Pasaron unos días, acercándose al cumpleaños de su padre. El tiempo seguía fluyendo como agua de montaña: veloz e indiferente, sin detenerse por nadie.
Sí, la tierra gira igual para todos: veinticuatro horas al día. Ni más, ni menos.
Esa mañana, sin embargo, a Damian parecía habérsele ocurrido un nuevo nivel de tortura. Al menos, eso pensaba Livia. Para él, en cambio, aquello era su manera de expresar afecto.
Se apoyaba en el marco de la puerta del dormitorio, con gesto relajado y una sonrisa engreída.

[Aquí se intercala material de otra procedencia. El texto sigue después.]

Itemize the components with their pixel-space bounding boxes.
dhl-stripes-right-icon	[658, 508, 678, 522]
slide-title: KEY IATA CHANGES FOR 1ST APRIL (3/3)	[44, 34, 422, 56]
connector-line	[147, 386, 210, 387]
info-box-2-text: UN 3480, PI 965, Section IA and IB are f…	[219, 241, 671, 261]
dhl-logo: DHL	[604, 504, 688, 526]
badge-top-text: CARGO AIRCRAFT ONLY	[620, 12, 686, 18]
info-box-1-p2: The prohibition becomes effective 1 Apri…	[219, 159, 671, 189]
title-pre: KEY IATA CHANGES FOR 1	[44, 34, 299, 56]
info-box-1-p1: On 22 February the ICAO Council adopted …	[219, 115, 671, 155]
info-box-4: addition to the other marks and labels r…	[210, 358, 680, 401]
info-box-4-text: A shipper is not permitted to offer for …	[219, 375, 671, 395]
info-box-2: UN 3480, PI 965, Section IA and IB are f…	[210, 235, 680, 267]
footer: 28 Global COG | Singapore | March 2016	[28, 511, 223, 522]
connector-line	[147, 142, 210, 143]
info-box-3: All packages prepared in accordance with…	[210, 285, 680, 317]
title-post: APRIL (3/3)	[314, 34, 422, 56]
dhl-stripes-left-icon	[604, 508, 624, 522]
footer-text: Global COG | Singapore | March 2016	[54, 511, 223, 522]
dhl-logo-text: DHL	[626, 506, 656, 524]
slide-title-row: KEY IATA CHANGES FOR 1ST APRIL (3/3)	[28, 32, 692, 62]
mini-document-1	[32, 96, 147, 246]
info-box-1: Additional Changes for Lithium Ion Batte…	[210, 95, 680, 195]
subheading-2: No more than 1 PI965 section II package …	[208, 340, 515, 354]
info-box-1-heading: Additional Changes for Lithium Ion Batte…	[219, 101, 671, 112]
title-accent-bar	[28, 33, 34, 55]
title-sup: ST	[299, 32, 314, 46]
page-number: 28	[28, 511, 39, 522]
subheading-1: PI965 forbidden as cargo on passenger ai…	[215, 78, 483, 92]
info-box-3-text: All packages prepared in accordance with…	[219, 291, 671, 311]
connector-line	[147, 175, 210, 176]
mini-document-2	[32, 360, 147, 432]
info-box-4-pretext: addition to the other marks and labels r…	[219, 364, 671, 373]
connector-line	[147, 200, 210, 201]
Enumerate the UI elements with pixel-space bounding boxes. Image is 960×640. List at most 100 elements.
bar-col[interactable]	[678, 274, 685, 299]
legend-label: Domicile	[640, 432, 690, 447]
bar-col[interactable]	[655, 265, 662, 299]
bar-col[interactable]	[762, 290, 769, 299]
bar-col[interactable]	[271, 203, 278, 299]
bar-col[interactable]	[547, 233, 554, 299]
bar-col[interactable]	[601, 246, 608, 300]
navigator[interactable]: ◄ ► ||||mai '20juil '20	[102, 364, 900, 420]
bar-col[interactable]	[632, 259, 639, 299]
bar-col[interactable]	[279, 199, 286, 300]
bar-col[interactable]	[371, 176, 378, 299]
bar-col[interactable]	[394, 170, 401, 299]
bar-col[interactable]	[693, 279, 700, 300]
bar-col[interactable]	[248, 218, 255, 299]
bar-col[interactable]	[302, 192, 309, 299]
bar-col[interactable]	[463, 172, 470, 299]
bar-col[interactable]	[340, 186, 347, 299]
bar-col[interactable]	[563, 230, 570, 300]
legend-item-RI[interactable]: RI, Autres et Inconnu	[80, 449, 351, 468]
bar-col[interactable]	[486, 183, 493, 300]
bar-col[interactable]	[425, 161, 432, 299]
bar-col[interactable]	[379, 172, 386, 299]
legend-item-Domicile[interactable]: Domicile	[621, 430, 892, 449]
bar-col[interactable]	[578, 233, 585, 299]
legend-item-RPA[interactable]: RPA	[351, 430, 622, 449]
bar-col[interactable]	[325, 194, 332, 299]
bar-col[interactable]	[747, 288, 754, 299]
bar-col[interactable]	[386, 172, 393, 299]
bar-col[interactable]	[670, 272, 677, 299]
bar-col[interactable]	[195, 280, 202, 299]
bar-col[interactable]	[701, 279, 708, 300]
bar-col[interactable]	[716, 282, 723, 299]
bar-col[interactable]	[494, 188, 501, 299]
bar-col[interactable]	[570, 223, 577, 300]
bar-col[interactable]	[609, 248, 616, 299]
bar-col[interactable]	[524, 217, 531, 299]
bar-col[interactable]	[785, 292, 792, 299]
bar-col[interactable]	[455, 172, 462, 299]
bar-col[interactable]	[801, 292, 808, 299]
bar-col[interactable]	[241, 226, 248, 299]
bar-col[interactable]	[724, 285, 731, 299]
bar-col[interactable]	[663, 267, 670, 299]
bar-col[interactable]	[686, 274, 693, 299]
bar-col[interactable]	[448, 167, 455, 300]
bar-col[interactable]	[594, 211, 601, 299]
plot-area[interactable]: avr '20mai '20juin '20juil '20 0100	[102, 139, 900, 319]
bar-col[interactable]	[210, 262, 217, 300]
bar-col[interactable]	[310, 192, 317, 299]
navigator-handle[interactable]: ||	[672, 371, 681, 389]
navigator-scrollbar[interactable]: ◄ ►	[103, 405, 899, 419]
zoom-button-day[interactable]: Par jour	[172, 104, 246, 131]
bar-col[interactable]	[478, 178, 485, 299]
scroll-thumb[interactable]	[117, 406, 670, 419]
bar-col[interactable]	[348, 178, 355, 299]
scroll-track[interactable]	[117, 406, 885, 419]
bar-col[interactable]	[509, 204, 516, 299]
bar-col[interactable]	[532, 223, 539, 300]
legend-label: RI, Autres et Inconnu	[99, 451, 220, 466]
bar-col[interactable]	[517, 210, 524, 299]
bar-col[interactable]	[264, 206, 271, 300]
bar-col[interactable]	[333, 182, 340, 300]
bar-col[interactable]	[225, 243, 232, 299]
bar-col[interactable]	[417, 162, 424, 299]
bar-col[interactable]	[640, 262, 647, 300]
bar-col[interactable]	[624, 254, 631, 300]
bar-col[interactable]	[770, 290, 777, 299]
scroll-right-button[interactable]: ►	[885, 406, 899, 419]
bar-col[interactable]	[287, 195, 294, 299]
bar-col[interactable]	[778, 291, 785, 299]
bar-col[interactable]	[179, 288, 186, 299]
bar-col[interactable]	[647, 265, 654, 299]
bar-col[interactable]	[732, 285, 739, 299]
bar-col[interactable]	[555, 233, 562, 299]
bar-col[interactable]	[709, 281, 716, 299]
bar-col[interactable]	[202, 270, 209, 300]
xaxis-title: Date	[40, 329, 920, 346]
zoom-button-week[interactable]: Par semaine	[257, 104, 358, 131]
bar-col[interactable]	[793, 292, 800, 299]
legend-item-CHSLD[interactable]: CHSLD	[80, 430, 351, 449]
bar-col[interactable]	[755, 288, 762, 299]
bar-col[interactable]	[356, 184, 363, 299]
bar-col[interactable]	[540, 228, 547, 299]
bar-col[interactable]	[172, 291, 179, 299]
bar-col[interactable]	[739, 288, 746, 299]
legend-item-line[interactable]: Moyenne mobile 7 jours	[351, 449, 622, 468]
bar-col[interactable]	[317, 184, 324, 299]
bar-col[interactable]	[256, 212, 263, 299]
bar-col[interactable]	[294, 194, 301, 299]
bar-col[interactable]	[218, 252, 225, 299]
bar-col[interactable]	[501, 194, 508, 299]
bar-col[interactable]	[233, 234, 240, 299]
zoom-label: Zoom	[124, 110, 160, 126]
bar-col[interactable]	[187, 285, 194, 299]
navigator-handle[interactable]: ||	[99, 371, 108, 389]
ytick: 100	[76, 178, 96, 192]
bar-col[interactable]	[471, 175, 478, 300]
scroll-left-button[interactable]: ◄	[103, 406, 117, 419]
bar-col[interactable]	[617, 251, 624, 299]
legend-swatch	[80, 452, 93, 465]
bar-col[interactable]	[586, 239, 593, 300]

—¿Dónde está mi beso de buenos días?
Livia parpadeó.
—¿Eh?
—¿No quieres? —la picó, dándole un golpecito en la frente con el dedo índice.
Livia le regaló una sonrisa radiante, falsa pero convincente.
—Claro que quiero, cariño. Te daré uno cada día, con alegría y felicidad desbordante.
Su cara brillaba tanto que merecía un Óscar.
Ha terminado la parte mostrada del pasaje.